Another man gets into line behind us.
“Hey,” he says, leaning down to the wheelchair user. “You should check out this book. I bet you could walk again!”
The book is some sort of natural healing volume, thick with postits, softback covers curling up at the edges. It is obviously very well-worn and thoroughly thumbed through, the cut edges of the pages are stained and dark and I suspect that they probably feel velvety to the touch. The photograph of a smiling woman with dark hair dominates the cover. She appears to be surrounded by fruit, surrounded in a halo of disembodied vegetables.
“I ate carrots and apples for two months and cured my cancer,” the man says.
“Uhm, ok,” says the wheelchair user. “No thanks.”
The man turns to me.
“You could cure your cancer with this book,” he announces. Now I have cancer? I think.
The checker rescues me, perfect timing, by announcing my total. We are caught up in the minutia of the transaction, “debit please” and “no cash back” while the man with the book corners the person behind me in line. You’re kind of a captive audience, waiting in line at the grocery store, and I feel deeply uncomfortable but too shy to say anything. I bag my groceries and flee, dodging the epic displays of strongly scented flowers positioned by the door to guilt trip people in relationships into buying them.

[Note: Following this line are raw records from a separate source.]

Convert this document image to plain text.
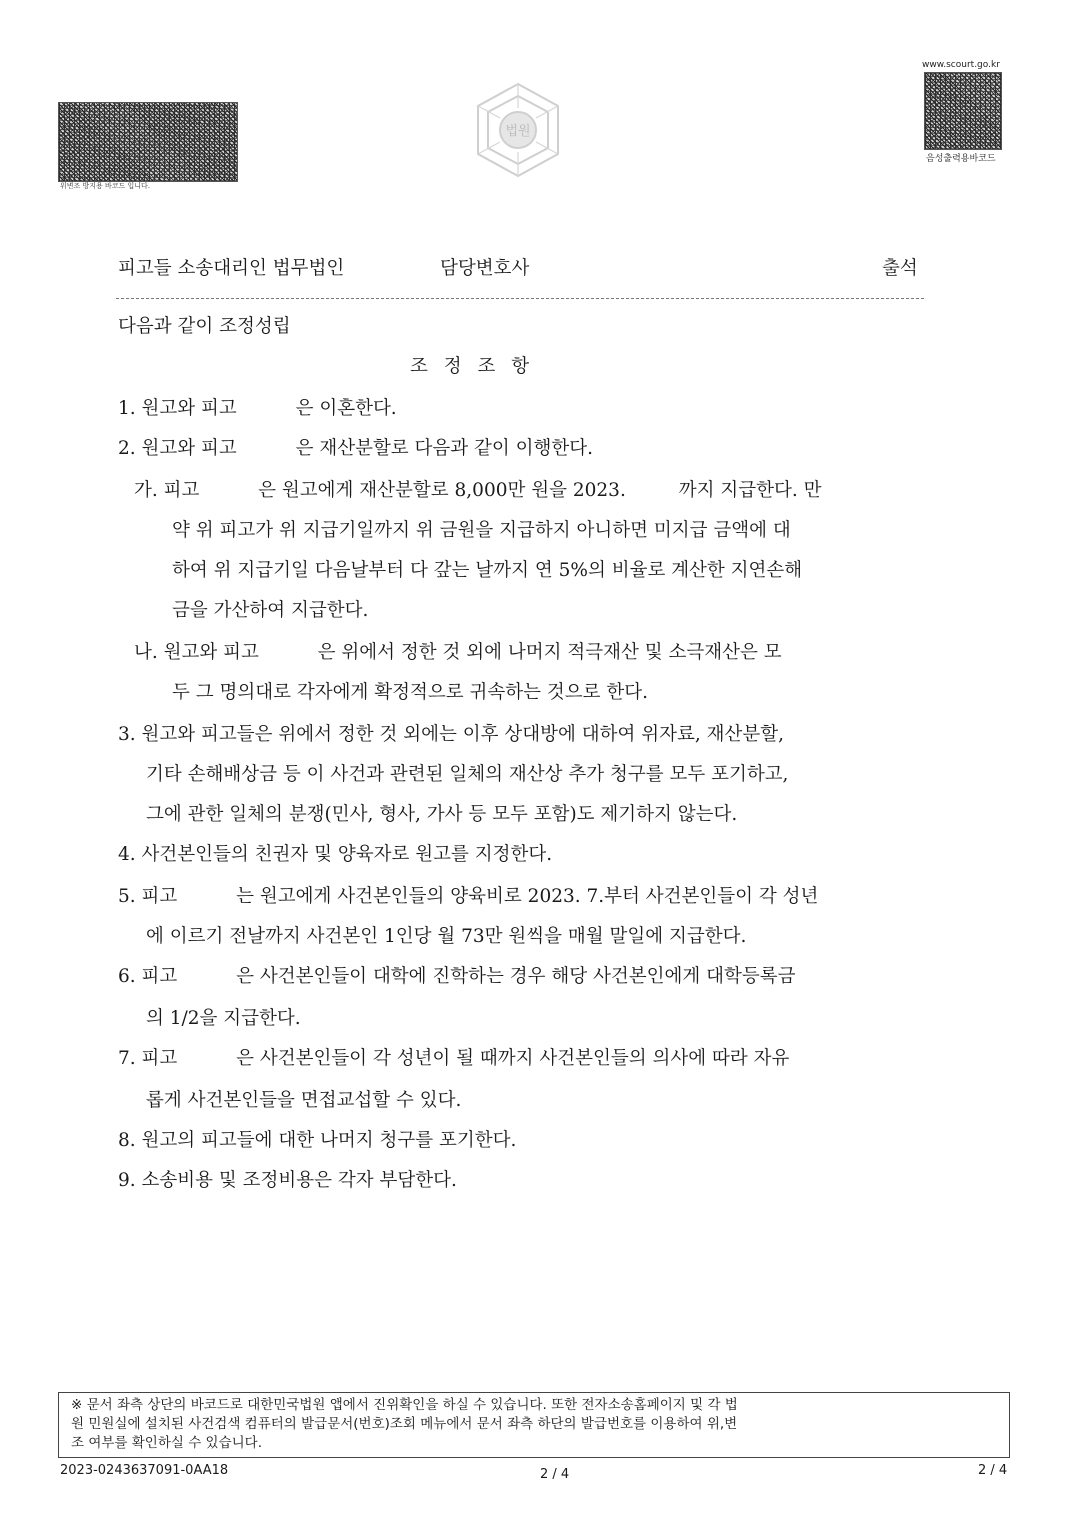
위변조 방지용 바코드 입니다.
법원
www.scourt.go.kr
음성출력용바코드
피고들 소송대리인 법무법인	담당변호사	출석
다음과 같이 조정성립
조 정 조 항
1. 원고와 피고          은 이혼한다.
2. 원고와 피고          은 재산분할로 다음과 같이 이행한다.
가. 피고          은 원고에게 재산분할로 8,000만 원을 2023.         까지 지급한다. 만
약 위 피고가 위 지급기일까지 위 금원을 지급하지 아니하면 미지급 금액에 대
하여 위 지급기일 다음날부터 다 갚는 날까지 연 5%의 비율로 계산한 지연손해
금을 가산하여 지급한다.
나. 원고와 피고          은 위에서 정한 것 외에 나머지 적극재산 및 소극재산은 모
두 그 명의대로 각자에게 확정적으로 귀속하는 것으로 한다.
3. 원고와 피고들은 위에서 정한 것 외에는 이후 상대방에 대하여 위자료, 재산분할,
기타 손해배상금 등 이 사건과 관련된 일체의 재산상 추가 청구를 모두 포기하고,
그에 관한 일체의 분쟁(민사, 형사, 가사 등 모두 포함)도 제기하지 않는다.
4. 사건본인들의 친권자 및 양육자로 원고를 지정한다.
5. 피고          는 원고에게 사건본인들의 양육비로 2023. 7.부터 사건본인들이 각 성년
에 이르기 전날까지 사건본인 1인당 월 73만 원씩을 매월 말일에 지급한다.
6. 피고          은 사건본인들이 대학에 진학하는 경우 해당 사건본인에게 대학등록금
의 1/2을 지급한다.
7. 피고          은 사건본인들이 각 성년이 될 때까지 사건본인들의 의사에 따라 자유
롭게 사건본인들을 면접교섭할 수 있다.
8. 원고의 피고들에 대한 나머지 청구를 포기한다.
9. 소송비용 및 조정비용은 각자 부담한다.
※ 문서 좌측 상단의 바코드로 대한민국법원 앱에서 진위확인을 하실 수 있습니다. 또한 전자소송홈페이지 및 각 법
원 민원실에 설치된 사건검색 컴퓨터의 발급문서(번호)조회 메뉴에서 문서 좌측 하단의 발급번호를 이용하여 위,변
조 여부를 확인하실 수 있습니다.
2023-0243637091-0AA18	2 / 4	2 / 4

In the parking lot, returning my cart to the cart corral, I see the man with the book again.
“Seriously,” he says, “you HAVE to read this book!”
“No, thank you,” I say, trying to dodge around him to get back to my car. I can see its cheery orange bulk, so secure, yet so far away.
“Well, you should at least take a CD,” he says, pulling a fistful of CDs out of the pocket of his jacket.
“I’m really not interested,” I say, feeling for the security of my key.
“Well, FINE,” he says, and trots off across the parking lot to find his next victim.